All the new video games you should play in September

Updated

There's more Batman. There are also aliens. Not in the same game... yet.

Batman: The Telltale Series - Children of Arkham When the first of this five-part miniseries of Choose Your Own Adventure-style games launched, we were a bit skeptical. Batman: The Telltale Series seemed too enamored of well-worn plot points in The Dark Knight's history, and didn't seem to offer up that fresh of a take. Turns out our worries were quickly put at ease—the series' first episode, Realm of Shadows, was a promising start, a game that builds tension and intrigue by bringing Bruce Wayne under fire, not Batman.

On September 20, the second episode, Children of Arkham, drops. It's here where the series will either continue to surprise or drift towards more comfortable, disappointing waters—and right now, things look promising. The previous episode saw the integrity of the Wayne family brought under intense scrutiny as mysterious power players make moves in the Gotham underworld— moves that, depending on the choices you made in episode one, will be varying degrees of difficult to deal with.

When it comes to video games, September tends to offer a moderate lull before the onslaught of big-budget marquee games competing for holiday shopping dollars, games that are often as massive and time-consuming as they are impressive. While it'll be some time before we see how everything plays out, at the moment Batman is an engaging, worthwhile experience—either as a diversion from the oncoming holiday glut of games, or a palate cleanser before diving right in.

TL;DR: Batman, but as a TV show where your choices can change everything and Bruce Wayne is the most interesting part.

XCOM 2 Released in 2012, XCOM: Enemy Unknown was a powerful gateway drug. A revival of a classic '90s computer game, XCOM was a name revered among brainy strategy-game types and unknown by anyone else. There was no reason to believe the 2012 revival would be anything besides a well-made game that would be appreciated by strategy enthusiasts but few others. No one expectedEnemy Unknown to be one of the best games of 2012. It was.

If you haven't gotten a chance to check out Enemy Unknown for yourself, that's okay. After being exclusive to PCs for a while, XCOM 2 is finally coming to video game consoles like Playstation 4 and Xbox One on September 27. It's a game with a steeper learning curve than most—like the old '90s game it's based on, XCOM 2 is a strategy game first and foremost. This means it plays more like a board game than a straightforward action game, with you taking turns with a computer-controlled opponent as you lead a small squad of specialized soldiers in a desperate resistance against alien occupation. But what sets the rebooted series apart is just how badass it makes such a cerebral game feel—the soldiers you command aren't just grist for the mill, they're desperate, capable people in hopeless situations that—with careful planning and a bit of luck—can pull off the impossible.

XCOM is also good at making you feel attached to your soldiers: You can name your squaddies, give them specializations and abilities that turn them into unique rifle-toting superheroes—and you can lose them, too. Because once they're gone, they're gone for good, and you'll have to train up another green recruit to take their place. Few games are as thrilling and infuriating, and we mean that in the best possible way.
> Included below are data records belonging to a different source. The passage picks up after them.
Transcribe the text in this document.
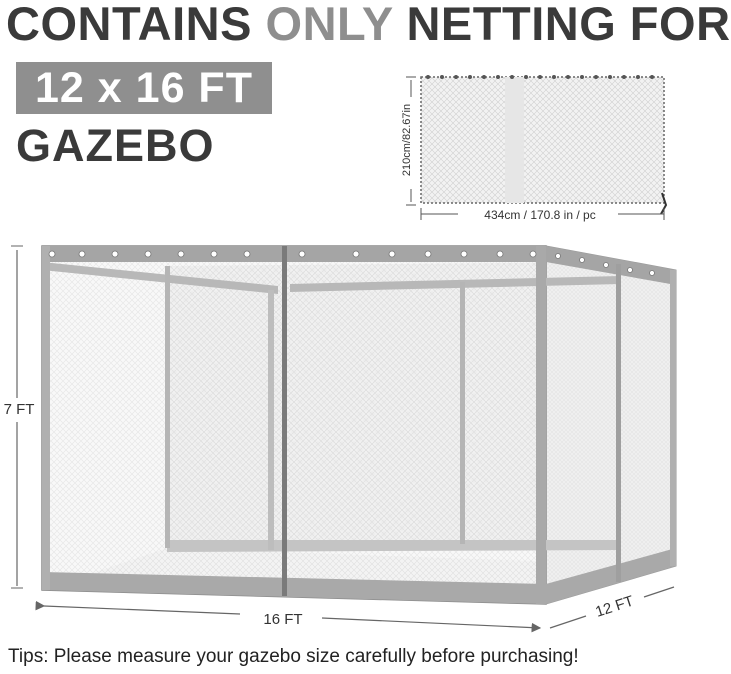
CONTAINS ONLY NETTING FOR
12 x 16 FT
GAZEBO	210cm/82.67in
434cm / 170.8 in / pc
7 FT
16 FT	12 FT
Tips: Please measure your gazebo size carefully before purchasing!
Bioshock: The Collection Unlike movies or books, video games are still working towards building out a bona fide set of modern classics, relatively recent games that are equal parts pivotal, influential, and worth passing along to newcomers. 2007's Bioshock is arguably one of these, a big-budget game that gave players guns to shoot and superpowers to wield, but also made its literary ambitions just as much of a priority as its fireworks. Set in an underwater city called Rapture constructed in the '60s by a wealthy billionaire to embody the philosophy of Objectivism as put forth by Ayn Rand, the game was an aesthetic and narrative triumph, sending players on a journey through a waterlogged art-deco hell where science and hedonism, unfettered by regulation and morality, turned a utopia against itself, leaving players to wander through the wreckage of its collapse and experience one of the best plot twists in video games.

On September 13, a remastered version of Bioshock and its sequels—the misunderstood Bioshock 2and the significantly more flawed Bioshock Infinite—will be released in one package, Bioshock: The Collection. It's been nearly ten years since Bioshock arrived, and now's the perfect time to either visit the underwater city of Rapture for the first time or make your return trip. And while its sequels aren't nearly as cohesive and acclaimed as the original, they are, for the most part, flawed in interesting ways and worth at least checking out.

TL;DR: Ever want to blow up a city full of Ayn Rands?